New York, of course, has another problem before it. It has to go the one step further; it has to show London and the Eastern world how something still more nearly divine can be extracted from human contacts. It has done a way with the menial spirit, which is the reverse of the European medal; it has done away, very largely, with the feeling of responsibility which over there furrows so many brows and renders so many lives so burdensome. That is why New York is gay, and London heavy and solemn. New York has another problem: it has evolved the proud, free, independent, and non-menial man. Before it will have definitely taken its poor humanity the one stage further forward on the long road toward the millennium, it must evolve a spirit — perhaps it is only a spirit — of coordinate effort, of noble discipline. It has produced a fine individualism; it has not yet, it seems to me, evolved a system of getting from each individual his very best in the interests of the whole machine of the state. For it must be remembered that the problem of humanity is really that; that what humanity really needs is the time to think. And while men lose time at their work they have no leisure, or less leisure to, in the American phrase, loaf and invite their souls.

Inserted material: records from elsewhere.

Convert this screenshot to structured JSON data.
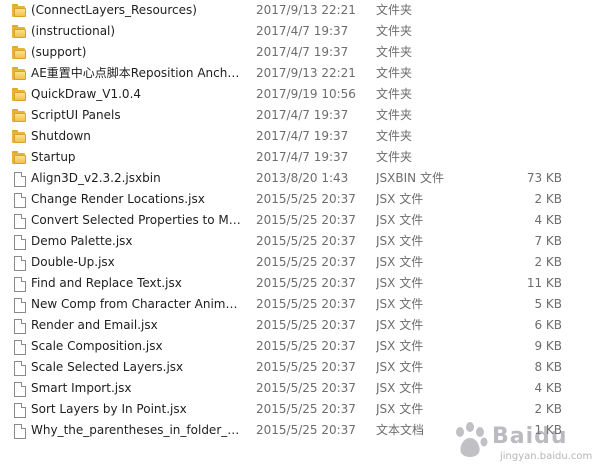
{
  "files": [
    {
      "icon": "folder-icon",
      "name": "(ConnectLayers_Resources)",
      "date": "2017/9/13 22:21",
      "type": "文件夹",
      "size": ""
    },
    {
      "icon": "folder-icon",
      "name": "(instructional)",
      "date": "2017/4/7 19:37",
      "type": "文件夹",
      "size": ""
    },
    {
      "icon": "folder-icon",
      "name": "(support)",
      "date": "2017/4/7 19:37",
      "type": "文件夹",
      "size": ""
    },
    {
      "icon": "folder-icon",
      "name": "AE重置中心点脚本Reposition Ancho...",
      "date": "2017/9/13 22:21",
      "type": "文件夹",
      "size": ""
    },
    {
      "icon": "folder-icon",
      "name": "QuickDraw_V1.0.4",
      "date": "2017/9/19 10:56",
      "type": "文件夹",
      "size": ""
    },
    {
      "icon": "folder-icon",
      "name": "ScriptUI Panels",
      "date": "2017/4/7 19:37",
      "type": "文件夹",
      "size": ""
    },
    {
      "icon": "folder-icon",
      "name": "Shutdown",
      "date": "2017/4/7 19:37",
      "type": "文件夹",
      "size": ""
    },
    {
      "icon": "folder-icon",
      "name": "Startup",
      "date": "2017/4/7 19:37",
      "type": "文件夹",
      "size": ""
    },
    {
      "icon": "file-icon",
      "name": "Align3D_v2.3.2.jsxbin",
      "date": "2013/8/20 1:43",
      "type": "JSXBIN 文件",
      "size": "73 KB"
    },
    {
      "icon": "file-icon",
      "name": "Change Render Locations.jsx",
      "date": "2015/5/25 20:37",
      "type": "JSX 文件",
      "size": "2 KB"
    },
    {
      "icon": "file-icon",
      "name": "Convert Selected Properties to Ma...",
      "date": "2015/5/25 20:37",
      "type": "JSX 文件",
      "size": "4 KB"
    },
    {
      "icon": "file-icon",
      "name": "Demo Palette.jsx",
      "date": "2015/5/25 20:37",
      "type": "JSX 文件",
      "size": "7 KB"
    },
    {
      "icon": "file-icon",
      "name": "Double-Up.jsx",
      "date": "2015/5/25 20:37",
      "type": "JSX 文件",
      "size": "2 KB"
    },
    {
      "icon": "file-icon",
      "name": "Find and Replace Text.jsx",
      "date": "2015/5/25 20:37",
      "type": "JSX 文件",
      "size": "11 KB"
    },
    {
      "icon": "file-icon",
      "name": "New Comp from Character Animat...",
      "date": "2015/5/25 20:37",
      "type": "JSX 文件",
      "size": "5 KB"
    },
    {
      "icon": "file-icon",
      "name": "Render and Email.jsx",
      "date": "2015/5/25 20:37",
      "type": "JSX 文件",
      "size": "6 KB"
    },
    {
      "icon": "file-icon",
      "name": "Scale Composition.jsx",
      "date": "2015/5/25 20:37",
      "type": "JSX 文件",
      "size": "9 KB"
    },
    {
      "icon": "file-icon",
      "name": "Scale Selected Layers.jsx",
      "date": "2015/5/25 20:37",
      "type": "JSX 文件",
      "size": "8 KB"
    },
    {
      "icon": "file-icon",
      "name": "Smart Import.jsx",
      "date": "2015/5/25 20:37",
      "type": "JSX 文件",
      "size": "4 KB"
    },
    {
      "icon": "file-icon",
      "name": "Sort Layers by In Point.jsx",
      "date": "2015/5/25 20:37",
      "type": "JSX 文件",
      "size": "2 KB"
    },
    {
      "icon": "file-icon",
      "name": "Why_the_parentheses_in_folder_na...",
      "date": "2015/5/25 20:37",
      "type": "文本文档",
      "size": "1 KB"
    }
  ],
  "watermark": {
    "text": "Baidu",
    "sub": "jingyan.baidu.com"
  }
}
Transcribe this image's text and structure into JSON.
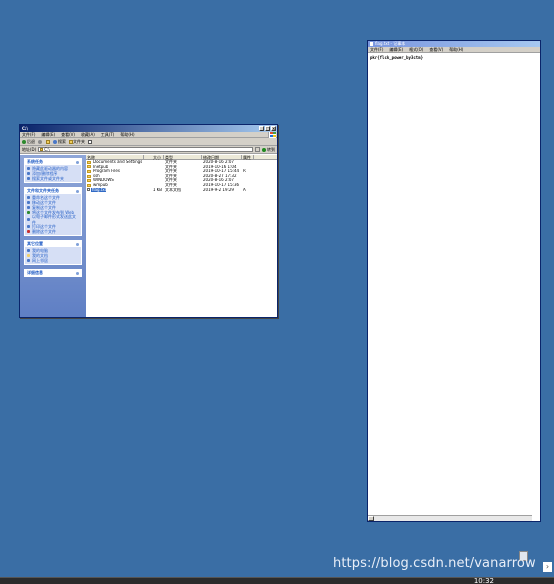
{
  "explorer": {
    "title": "C:\\",
    "menu": [
      "文件(F)",
      "编辑(E)",
      "查看(V)",
      "收藏(A)",
      "工具(T)",
      "帮助(H)"
    ],
    "toolbar": {
      "back": "后退",
      "search": "搜索",
      "folders": "文件夹"
    },
    "address": {
      "label": "地址(D)",
      "value": "C:\\",
      "go": "转到"
    },
    "panels": [
      {
        "title": "系统任务",
        "items": [
          "隐藏此驱动器的内容",
          "添加/删除程序",
          "搜索文件或文件夹"
        ]
      },
      {
        "title": "文件和文件夹任务",
        "items": [
          "重命名这个文件",
          "移动这个文件",
          "复制这个文件",
          "将这个文件发布到 Web",
          "以电子邮件形式发送此文件",
          "打印这个文件",
          "删除这个文件"
        ]
      },
      {
        "title": "其它位置",
        "items": [
          "我的电脑",
          "我的文档",
          "网上邻居"
        ]
      },
      {
        "title": "详细信息",
        "items": []
      }
    ],
    "columns": {
      "name": "名称",
      "size": "大小",
      "type": "类型",
      "date": "修改日期",
      "attr": "属性"
    },
    "files": [
      {
        "name": "Documents and Settings",
        "size": "",
        "type": "文件夹",
        "date": "2020-8-16 2:07",
        "attr": ""
      },
      {
        "name": "Inetpub",
        "size": "",
        "type": "文件夹",
        "date": "2019-10-16 1:04",
        "attr": ""
      },
      {
        "name": "Program Files",
        "size": "",
        "type": "文件夹",
        "date": "2019-10-17 15:44",
        "attr": "R"
      },
      {
        "name": "ssh",
        "size": "",
        "type": "文件夹",
        "date": "2020-8-27 17:32",
        "attr": ""
      },
      {
        "name": "WINDOWS",
        "size": "",
        "type": "文件夹",
        "date": "2020-8-16 2:07",
        "attr": ""
      },
      {
        "name": "wmpub",
        "size": "",
        "type": "文件夹",
        "date": "2019-10-17 15:36",
        "attr": ""
      },
      {
        "name": "flag.txt",
        "size": "1 KB",
        "type": "文本文档",
        "date": "2019-9-2 19:29",
        "attr": "A"
      }
    ]
  },
  "notepad": {
    "title": "flag.txt - 记事本",
    "menu": [
      "文件(F)",
      "编辑(E)",
      "格式(O)",
      "查看(V)",
      "帮助(H)"
    ],
    "content": "pkr{flck_power_by3ctm}"
  },
  "desktop": {
    "watermark": "https://blog.csdn.net/vanarrow",
    "clock": "10:32"
  }
}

And, if I have any criticism to make of a life that excites, interests, and fills me with wonder, it is simply this: in Europe we have evolved a leisure class, which is a good thing. America is in the way to evolve a much better thing: not a class, but a race with leisure; not a race that does no work, but one that gets rid of the necessary daily toil, with a minimum of wasted effort, in a minimum of time. For the man who does this is indeed the free man. And that America will evolve this type when it has had time to settle down, who shall doubt?